Но мой сон говорит иначе. Он показывает, что я посвятил всю свою жизнь совершенно другой цели — завоевать признание и одобрение моей умершей мамы. Обвинение из сна имеет силу — слишком большую, чтобы ее игнорировать или забыть. Но сны, и я это знаю точно, не являются ни непостижимыми, ни неизменными. Большую часть своей жизни я был ваятелем снов, приручая их, разъединяя и соединяя. Мне удается выуживать из снов различные секреты.
И снова, опуская голову на подушку, я плыву к Комнате Ужасов.
Вагончик резко останавливается напротив ограждения и через мгновение, сменив направление, медленно и покачиваясь возвращается обратно. “Мамочка! Как же я!” — зову я, размахивая обеими руками. И она слышит меня. Я вижу, как она прокладывает себе дорогу сквозь толпу, отталкивая людей направо и налево. “Оуэн! Что за вопрос!” — говорит она, открывая ворота и вытягивая меня из вагончика.
Я смотрю на нее. Кажется, ей лет пятьдесят или шестьдесят. Она высокая и коренастая. В руках у нее вышитая хозяйственная сумка. Ее вид нелеп, но, очевидно, она не знает об этом, и идет с высоко поднятой головой красавицы. Я замечаю знакомые сгибы ее локтей и чулки, подвязанные чуть выше колена. Она целует меня. Ложная любовь!
— Какой ты молодец! Можно ли просить о большем?! Все эти книги! Я горжусь тобой. Если бы только твой отец мог это видеть!
— Что значит молодец, мама? Как ты узнала? Ты же не можешь прочитать то, что я написал. Я имею в виду твое зрение.
— Я знаю, что говорю. Посмотри на все эти книги. — Она открывает свою сумку, извлекает оттуда две мои книги и начинает нежно их гладить. — Большие книги. Красивые книги.
На меня накатывает разочарование от того, что она гладит мои книги.
— Важно то, что внутри. А если внутри сплошная чушь?
— Оуэн, не говори narisheit — глупости. Великолепные книги.
— Ты носишь эти книги повсюду, даже в Глен Эхо? Ты относишься к ним как к святыням! Тебе не кажется...
— Ты знаменит! О тебе знает весь мир! Дочь моего парикмахера изучает твои книги в школе.

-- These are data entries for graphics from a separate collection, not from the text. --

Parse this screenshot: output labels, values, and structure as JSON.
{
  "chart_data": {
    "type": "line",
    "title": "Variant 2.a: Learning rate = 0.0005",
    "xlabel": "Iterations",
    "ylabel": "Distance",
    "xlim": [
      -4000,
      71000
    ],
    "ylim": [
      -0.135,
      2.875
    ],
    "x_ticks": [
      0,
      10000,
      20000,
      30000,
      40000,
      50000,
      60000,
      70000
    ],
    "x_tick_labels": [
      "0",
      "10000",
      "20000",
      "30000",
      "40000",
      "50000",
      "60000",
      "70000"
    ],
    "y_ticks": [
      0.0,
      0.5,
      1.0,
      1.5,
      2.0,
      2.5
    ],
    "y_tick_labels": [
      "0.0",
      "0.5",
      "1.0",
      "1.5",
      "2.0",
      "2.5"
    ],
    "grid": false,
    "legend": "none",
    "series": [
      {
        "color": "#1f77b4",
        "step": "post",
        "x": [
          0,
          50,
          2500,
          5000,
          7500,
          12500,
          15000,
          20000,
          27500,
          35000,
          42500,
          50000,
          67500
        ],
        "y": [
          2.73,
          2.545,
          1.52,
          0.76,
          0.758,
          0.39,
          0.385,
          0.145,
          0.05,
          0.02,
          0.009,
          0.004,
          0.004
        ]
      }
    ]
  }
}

— Дочь твоего парикмахера?
— Я всем говорю. А почему бы и нет?
— Мама, разве тебе больше нечем заняться? Почему ты не проводишь выходные со своими друзьями: Ханной, Герти, Любой, Дороти, Сэмом, твоим братом Саймоном? И что ты делаешь здесь?
— Ты стыдишься, что я здесь? Тебе всегда было стыдно. А где мне еще быть?
— Мне просто кажется, что мы оба уже взрослые. Мне за шестьдесят. Может быть, пора иметь свои личные сны?
— Тебе всегда было стыдно.
— Я этого не говорил. Ты меня не слушаешь!
— Всегда думал, что я глупая, ничего не понимаю!
— Я не это говорил, а только то, что ты ничего не знала! Ты...
— Я — что? Ну давай, договаривай, раз начал. Я все равно знаю, что ты скажешь.
—Что?
— Нет уж, Оуэн, скажи это сам. Если я это сделаю, ты скажешь, что это не твои слова.
— Ты никогда не слышала меня. Ты говорила о вещах, про которые ничего не знала.
— Слышать тебя? Я не слышала тебя! Скажи, Оуэн, а ты слышал меня? Что ты вообще знал обо мне?
— Ты права, мама, мы оба были плохими слушателями.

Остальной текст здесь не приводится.